Our Executive Director, Ignacio Saiz, moderated a civil society panel discussion titled “How do we ensure no one is left behind in Sustainable Recovery?”, with Joan Carling, Co-convener of Indigenous Peoples’ Major Group, Şehnaz Kiymaz, Women’s Major Group representative, and Mandeep Tiwana, Chief Programmes Officer at CIVICUS. In the session, Ignacio emphasized the importance of the human rights perspective to recognize development as a matter of justice, not of charity.

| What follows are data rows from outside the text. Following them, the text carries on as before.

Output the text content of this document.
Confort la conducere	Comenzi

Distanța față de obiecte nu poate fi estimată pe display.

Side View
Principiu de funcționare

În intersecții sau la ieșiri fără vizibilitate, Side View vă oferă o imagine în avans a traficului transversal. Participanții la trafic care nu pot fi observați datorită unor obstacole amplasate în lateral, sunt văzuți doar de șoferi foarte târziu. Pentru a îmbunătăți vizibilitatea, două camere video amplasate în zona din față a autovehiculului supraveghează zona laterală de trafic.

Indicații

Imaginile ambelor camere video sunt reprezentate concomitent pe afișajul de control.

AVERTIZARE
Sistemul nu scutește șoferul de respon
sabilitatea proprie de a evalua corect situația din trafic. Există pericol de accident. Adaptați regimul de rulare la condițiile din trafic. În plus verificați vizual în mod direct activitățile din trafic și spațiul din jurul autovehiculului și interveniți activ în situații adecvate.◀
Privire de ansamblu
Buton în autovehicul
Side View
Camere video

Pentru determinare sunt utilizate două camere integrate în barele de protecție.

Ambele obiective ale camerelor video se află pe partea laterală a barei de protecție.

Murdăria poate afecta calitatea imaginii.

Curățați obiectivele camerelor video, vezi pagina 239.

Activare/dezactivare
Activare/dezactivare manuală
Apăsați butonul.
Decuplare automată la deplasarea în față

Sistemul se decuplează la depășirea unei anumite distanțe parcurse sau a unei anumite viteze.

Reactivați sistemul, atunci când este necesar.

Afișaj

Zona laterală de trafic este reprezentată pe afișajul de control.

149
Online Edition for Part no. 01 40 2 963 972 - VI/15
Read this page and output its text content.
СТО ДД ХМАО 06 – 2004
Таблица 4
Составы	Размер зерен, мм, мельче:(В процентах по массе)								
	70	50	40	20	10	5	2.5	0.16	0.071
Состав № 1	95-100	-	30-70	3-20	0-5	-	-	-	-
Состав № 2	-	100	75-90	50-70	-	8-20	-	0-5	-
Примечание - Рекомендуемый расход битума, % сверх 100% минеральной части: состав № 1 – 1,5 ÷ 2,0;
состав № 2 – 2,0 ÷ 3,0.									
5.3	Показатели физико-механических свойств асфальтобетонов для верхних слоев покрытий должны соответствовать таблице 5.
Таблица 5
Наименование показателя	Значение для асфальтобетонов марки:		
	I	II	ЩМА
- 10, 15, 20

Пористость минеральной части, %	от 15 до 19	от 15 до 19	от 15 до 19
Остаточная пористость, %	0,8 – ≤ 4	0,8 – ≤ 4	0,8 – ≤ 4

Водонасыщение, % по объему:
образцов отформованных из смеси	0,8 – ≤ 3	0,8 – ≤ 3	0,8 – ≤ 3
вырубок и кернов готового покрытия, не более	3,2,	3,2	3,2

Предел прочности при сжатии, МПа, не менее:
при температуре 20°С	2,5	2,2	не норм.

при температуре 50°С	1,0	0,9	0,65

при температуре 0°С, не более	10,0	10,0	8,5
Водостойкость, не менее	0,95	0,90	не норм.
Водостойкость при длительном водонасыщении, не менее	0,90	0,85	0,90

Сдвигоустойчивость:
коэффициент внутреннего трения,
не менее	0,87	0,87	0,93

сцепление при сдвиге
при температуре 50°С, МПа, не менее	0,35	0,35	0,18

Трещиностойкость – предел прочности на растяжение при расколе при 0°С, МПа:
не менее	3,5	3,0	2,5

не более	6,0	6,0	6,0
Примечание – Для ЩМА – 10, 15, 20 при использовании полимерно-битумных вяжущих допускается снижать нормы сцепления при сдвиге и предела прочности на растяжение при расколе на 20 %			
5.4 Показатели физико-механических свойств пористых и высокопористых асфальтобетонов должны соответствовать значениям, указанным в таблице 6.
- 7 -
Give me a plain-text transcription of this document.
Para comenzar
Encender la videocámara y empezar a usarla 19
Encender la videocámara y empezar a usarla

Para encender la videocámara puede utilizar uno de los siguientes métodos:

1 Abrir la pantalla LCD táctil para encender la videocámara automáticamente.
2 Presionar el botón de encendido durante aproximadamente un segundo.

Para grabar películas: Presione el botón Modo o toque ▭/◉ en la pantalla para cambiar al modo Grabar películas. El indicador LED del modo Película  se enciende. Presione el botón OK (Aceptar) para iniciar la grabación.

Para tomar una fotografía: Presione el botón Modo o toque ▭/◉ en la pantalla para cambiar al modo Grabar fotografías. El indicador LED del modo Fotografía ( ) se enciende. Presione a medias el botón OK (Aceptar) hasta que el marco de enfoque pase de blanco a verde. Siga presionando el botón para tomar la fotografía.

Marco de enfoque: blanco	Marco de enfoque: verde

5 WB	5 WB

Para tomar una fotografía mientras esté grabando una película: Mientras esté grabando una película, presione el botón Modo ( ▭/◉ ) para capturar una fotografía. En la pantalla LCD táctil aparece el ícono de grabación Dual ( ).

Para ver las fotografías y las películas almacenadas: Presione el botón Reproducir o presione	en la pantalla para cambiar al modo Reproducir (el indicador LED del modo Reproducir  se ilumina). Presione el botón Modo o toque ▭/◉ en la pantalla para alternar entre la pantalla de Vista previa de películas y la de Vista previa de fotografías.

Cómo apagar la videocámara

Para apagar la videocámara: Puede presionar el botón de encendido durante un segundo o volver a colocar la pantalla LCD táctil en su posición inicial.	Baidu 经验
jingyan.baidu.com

Panelists affirmed the need for an approach to the SDGs which was more holistic, inclusive and transformative than has been the case to date.
Later that day, our Director of Programs, Kate Donald, took the floor at the United Nations Human Rights Council’s third intersessional meeting on human rights and the 2030 Agenda, on the theme of “Building back better: Integrating human rights in sustainable and resilient recovery from the COVID-19 pandemic”. In her intervention, Kate called for a “COVID-19 recovery which is not only sustainable but also just and transformative. Not for ‘building back better’, but for building something new”.
The outcomes of both the intersessional meeting and the Sustainable Recovery Lab will feed into deliberations at the July 2021 High Level Political Forum, the global platform for review of the SDG agenda.